Eyes have another type of photoreceptor called rods. While these don’t detect color and aren’t the point of this article, we find it interesting that these rods help animals see in the dark, since they function with very little light. Mammals like dogs and cats even have more rods in their eyes than humans, so that they can see better than us in the dark. This abundance of rods means that you don’t need to paint your house in fluorescent colors so your pet can see at night. They can already see better than you!
Which Colors They See: Cones and Animals
Since dogs and cats are the most common type of pet, we’ll focus on the colors they can see. Since cats have three cones and dogs only have two, you may think that their visual experience is very different. However, this is not the case.
Dogs only have the blue and yellow cones in their eyes, so they see similar to red-green colorblind humans. Warm colors like red, orange, and yellow all appear as yellow, and cooler colors like green, blue, and purple appear as either lighter or darker shades of blue. The cones in their eyes are also less concentrated, so they see colors in shades of pastel instead of the brighter, richer colors that we see.
In contrast, cats have the same three cones that we do: blue, yellow, and red. Despite this, cats also see similar to a red-green colorblind human. They can see blues and greens, but reds and pinks also appear green, while purples appear blue. The cones in their eyes are also less concentrated, just like dogs, so they see in pastels, rather than the vibrant shades humans appreciate.
Both cats and dogs can see a variety of shades in gray, possibly more than we do, because their eyes are more rod-dependent. Having rod-dependent eyes also means that they see better at night, as we mentioned above.

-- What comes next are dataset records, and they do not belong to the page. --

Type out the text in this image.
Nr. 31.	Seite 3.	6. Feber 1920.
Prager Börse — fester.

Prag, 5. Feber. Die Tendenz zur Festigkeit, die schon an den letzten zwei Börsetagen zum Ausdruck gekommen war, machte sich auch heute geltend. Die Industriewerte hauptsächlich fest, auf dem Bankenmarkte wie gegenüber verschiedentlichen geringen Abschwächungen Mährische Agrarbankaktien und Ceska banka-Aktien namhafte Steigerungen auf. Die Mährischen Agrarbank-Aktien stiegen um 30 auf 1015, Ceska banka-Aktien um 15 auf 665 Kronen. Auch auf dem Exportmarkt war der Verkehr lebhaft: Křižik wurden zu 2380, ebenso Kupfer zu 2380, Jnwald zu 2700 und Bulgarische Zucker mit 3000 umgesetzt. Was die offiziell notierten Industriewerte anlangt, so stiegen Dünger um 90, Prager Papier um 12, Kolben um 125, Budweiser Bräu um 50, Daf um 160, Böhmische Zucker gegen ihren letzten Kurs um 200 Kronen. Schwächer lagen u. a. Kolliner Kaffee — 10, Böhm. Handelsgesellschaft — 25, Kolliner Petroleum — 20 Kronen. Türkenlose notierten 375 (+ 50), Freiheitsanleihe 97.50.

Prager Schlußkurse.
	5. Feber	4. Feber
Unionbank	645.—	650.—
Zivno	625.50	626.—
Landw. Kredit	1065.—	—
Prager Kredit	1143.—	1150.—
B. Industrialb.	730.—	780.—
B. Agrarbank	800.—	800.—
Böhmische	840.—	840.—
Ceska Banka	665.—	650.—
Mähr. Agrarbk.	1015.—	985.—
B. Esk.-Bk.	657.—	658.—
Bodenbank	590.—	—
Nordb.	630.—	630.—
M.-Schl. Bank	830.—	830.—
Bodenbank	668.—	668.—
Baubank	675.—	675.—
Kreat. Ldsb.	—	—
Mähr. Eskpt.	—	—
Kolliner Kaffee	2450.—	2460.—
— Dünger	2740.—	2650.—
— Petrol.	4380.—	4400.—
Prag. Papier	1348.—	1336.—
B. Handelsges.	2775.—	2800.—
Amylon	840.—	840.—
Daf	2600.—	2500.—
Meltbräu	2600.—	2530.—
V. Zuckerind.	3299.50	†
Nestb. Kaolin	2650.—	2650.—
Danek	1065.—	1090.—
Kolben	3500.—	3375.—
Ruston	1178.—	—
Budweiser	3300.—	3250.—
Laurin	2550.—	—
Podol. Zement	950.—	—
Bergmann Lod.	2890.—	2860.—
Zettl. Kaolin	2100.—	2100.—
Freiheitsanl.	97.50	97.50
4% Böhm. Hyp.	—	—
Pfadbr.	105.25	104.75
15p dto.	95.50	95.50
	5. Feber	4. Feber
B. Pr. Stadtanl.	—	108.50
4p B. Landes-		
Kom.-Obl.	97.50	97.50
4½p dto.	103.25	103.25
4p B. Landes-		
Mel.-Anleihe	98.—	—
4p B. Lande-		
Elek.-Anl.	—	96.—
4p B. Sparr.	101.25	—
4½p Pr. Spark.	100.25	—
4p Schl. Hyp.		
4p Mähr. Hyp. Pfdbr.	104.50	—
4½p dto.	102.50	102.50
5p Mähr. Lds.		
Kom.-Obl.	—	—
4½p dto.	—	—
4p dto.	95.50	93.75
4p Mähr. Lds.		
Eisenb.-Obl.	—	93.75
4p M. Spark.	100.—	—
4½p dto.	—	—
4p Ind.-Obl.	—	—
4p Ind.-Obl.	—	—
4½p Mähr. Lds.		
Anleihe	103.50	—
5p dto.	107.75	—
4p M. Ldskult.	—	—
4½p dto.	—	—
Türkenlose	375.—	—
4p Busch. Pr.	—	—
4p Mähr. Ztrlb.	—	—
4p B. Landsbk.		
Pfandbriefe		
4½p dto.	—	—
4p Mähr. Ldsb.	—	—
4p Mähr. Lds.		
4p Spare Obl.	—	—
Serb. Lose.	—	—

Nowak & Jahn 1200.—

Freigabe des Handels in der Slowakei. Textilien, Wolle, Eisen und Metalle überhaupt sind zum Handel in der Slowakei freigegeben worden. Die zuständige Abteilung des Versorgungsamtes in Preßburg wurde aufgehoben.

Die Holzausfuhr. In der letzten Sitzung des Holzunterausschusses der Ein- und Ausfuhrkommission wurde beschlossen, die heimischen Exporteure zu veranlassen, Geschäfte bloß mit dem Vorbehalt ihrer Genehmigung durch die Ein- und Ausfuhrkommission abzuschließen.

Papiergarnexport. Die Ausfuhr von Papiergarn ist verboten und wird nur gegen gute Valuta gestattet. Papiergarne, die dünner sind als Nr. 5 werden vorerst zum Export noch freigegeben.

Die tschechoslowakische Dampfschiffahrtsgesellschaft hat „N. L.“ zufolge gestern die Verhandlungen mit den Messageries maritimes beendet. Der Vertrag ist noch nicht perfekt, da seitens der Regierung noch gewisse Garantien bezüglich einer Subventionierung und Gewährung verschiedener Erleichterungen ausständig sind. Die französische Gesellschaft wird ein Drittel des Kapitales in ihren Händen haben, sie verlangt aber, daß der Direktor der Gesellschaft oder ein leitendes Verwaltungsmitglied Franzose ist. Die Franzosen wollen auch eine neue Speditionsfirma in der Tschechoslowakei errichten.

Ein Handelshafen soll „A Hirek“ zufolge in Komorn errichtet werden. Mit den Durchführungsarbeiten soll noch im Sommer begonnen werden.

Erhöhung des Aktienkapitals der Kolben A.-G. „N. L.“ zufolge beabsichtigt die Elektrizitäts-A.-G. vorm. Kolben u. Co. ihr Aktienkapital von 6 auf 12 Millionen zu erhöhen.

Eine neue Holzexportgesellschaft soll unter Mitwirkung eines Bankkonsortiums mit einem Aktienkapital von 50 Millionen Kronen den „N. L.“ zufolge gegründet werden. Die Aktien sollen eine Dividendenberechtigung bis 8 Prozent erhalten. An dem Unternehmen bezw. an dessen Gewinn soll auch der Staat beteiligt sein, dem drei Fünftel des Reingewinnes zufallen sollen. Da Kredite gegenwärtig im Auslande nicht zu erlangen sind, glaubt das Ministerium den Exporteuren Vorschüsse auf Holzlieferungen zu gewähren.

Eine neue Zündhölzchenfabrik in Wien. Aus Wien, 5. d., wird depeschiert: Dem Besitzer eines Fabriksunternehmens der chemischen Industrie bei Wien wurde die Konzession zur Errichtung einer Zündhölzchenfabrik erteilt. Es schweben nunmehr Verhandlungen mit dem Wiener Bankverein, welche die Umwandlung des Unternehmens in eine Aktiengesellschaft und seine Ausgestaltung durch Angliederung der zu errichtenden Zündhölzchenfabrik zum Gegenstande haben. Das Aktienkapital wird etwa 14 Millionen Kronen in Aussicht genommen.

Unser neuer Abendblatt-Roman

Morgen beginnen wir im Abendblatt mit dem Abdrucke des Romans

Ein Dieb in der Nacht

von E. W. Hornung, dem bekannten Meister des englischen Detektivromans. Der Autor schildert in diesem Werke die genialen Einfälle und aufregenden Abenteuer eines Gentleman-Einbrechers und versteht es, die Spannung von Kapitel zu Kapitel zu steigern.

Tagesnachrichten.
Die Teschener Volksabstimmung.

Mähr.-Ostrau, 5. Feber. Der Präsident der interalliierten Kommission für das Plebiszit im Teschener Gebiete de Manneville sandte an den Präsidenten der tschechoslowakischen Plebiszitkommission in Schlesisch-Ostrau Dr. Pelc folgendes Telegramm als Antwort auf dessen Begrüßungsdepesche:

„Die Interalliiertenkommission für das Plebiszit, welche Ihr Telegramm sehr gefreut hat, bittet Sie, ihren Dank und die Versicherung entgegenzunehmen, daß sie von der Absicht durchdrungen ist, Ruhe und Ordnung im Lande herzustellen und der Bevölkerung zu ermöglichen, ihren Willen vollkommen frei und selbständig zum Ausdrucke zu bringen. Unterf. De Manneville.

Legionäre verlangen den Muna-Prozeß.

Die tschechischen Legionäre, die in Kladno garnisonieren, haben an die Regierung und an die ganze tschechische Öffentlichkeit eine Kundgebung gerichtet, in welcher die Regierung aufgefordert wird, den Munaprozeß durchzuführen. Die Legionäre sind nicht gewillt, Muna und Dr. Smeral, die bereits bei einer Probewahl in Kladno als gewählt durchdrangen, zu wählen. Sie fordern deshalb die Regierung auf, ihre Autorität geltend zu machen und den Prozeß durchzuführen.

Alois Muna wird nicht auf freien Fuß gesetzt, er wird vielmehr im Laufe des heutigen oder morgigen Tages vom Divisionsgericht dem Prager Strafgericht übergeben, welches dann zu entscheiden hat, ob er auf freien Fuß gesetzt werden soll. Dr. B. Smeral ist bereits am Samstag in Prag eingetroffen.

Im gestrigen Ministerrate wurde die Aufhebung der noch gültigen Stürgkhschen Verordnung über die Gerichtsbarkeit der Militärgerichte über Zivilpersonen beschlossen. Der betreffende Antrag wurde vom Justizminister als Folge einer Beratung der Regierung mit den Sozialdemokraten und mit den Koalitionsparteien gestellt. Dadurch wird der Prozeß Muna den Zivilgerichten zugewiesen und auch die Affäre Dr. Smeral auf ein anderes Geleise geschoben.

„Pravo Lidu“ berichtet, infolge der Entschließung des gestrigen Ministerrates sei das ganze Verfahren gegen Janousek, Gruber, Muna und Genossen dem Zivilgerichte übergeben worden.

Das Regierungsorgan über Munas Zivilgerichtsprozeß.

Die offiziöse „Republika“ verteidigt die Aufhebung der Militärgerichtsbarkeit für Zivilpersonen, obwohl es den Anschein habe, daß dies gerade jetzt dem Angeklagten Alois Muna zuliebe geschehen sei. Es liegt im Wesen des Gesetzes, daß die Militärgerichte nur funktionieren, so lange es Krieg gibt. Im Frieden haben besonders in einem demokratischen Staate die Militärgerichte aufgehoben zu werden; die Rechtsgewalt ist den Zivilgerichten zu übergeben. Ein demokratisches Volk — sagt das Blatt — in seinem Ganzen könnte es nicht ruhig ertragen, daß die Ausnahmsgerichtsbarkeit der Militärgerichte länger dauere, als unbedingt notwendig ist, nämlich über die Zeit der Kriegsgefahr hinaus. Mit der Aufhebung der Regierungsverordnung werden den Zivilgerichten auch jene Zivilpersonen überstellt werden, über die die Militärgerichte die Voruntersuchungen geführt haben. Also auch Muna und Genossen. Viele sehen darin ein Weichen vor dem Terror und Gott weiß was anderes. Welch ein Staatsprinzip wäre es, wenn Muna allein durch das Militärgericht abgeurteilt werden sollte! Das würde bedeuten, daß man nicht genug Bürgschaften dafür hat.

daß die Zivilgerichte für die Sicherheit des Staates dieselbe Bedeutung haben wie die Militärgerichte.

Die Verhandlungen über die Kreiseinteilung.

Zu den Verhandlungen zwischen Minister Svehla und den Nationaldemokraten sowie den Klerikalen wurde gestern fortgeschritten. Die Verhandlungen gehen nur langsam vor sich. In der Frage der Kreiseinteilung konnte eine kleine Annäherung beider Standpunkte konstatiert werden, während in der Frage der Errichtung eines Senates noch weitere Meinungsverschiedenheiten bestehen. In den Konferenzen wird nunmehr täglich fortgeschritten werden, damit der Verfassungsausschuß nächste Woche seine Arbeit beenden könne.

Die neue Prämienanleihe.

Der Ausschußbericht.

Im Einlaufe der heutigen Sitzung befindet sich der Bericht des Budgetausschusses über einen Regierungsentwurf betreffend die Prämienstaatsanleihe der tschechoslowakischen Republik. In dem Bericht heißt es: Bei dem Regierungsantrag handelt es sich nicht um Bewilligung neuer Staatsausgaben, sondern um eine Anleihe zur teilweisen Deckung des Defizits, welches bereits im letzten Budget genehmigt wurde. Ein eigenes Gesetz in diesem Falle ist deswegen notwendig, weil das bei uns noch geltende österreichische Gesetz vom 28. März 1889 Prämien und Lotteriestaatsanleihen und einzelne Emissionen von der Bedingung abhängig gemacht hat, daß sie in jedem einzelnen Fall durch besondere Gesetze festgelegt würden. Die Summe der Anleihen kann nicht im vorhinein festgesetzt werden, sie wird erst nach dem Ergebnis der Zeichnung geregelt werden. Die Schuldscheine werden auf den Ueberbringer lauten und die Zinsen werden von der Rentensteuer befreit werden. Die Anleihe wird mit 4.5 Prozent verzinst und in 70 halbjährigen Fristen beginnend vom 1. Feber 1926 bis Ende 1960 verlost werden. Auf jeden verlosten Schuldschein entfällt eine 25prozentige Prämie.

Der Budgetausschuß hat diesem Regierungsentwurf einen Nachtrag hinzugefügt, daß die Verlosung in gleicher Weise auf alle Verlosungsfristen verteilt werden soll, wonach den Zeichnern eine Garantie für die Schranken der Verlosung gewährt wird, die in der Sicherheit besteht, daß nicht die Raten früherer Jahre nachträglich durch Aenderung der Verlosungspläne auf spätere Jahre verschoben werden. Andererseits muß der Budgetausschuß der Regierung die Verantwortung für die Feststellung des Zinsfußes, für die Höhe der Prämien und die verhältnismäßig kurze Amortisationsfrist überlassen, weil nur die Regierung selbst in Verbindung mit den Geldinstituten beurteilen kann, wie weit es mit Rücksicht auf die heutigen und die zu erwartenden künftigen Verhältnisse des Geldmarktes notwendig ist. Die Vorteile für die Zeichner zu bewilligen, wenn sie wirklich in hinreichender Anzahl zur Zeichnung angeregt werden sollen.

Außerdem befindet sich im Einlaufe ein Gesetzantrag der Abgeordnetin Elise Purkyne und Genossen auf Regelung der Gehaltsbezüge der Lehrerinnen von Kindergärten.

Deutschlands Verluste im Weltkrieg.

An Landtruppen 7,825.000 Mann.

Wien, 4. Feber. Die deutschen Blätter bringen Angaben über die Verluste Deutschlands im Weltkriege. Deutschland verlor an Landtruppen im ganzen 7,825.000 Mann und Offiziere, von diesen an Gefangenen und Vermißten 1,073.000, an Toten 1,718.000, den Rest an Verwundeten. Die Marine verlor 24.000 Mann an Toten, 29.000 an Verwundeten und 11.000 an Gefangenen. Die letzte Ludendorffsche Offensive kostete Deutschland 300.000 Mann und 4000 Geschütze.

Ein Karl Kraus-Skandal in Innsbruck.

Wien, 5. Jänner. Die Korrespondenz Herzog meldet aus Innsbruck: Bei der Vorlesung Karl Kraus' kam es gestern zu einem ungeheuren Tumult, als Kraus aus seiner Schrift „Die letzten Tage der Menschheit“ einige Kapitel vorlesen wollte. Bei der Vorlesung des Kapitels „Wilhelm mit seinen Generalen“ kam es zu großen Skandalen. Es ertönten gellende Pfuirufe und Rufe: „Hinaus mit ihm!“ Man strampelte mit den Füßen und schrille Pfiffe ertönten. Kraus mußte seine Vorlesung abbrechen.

How Animals Are Affected: Colors and Behaviors
So, cats and dogs can both see gray, blue, and yellow, with cats picking up a little more green. They both see these colors in pastel shades. But do these pastel colors affect their behavior? If so, which colors impact which behaviors?
The answer to the first question is an easy yes. Colors affect behavior in pets just as they do in people, even though they see less than we do. Humans find warmer colors like reds, oranges, and yellows to be stimulating, while cooler colors like blues, greens, and purples are more calming.
We can answer the second question based on that information. Our pets are stimulated by yellow and calmed by blue, since those are the only warm and cool colors they can see. Cats can perceive some green, which is considered calming as a cool color. Both animals see a variety of gray shades, and although humans often associate gray with depression and loss, it has a neutral effect on animals since it’s so common to them.
Now that you know that animals can see color and how different colors affect different animals, you can choose paint in colors that are beneficial to your pet. Where in your home do you and your pet need to be stimulated? Consider painting those rooms in warmer colors. Where do you both need to be relaxed and calm? Paint those rooms in cooler colors.
No matter what paint color you choose, make sure that the paint itself is suitable to have around your pets during the application and drying process. Our pet-friendly paints are water-based, without the harsh chemicals found in conventional paints. Despite those lack of harsh chemicals, they’re still incredibly durable, which is great for the active pets in your household.
And if you’re not painting yet and you’re just interested in how color theory affects animals, that’s okay, too! You can use these principles for simple purchases. Add a yellow cat tree to your living room for stimulating climbing play. Get a blue dog dish and splash pad for your kitchen for calm mealtimes. However you choose to incorporate color theory, do so in a way that benefits both you and your furry friend.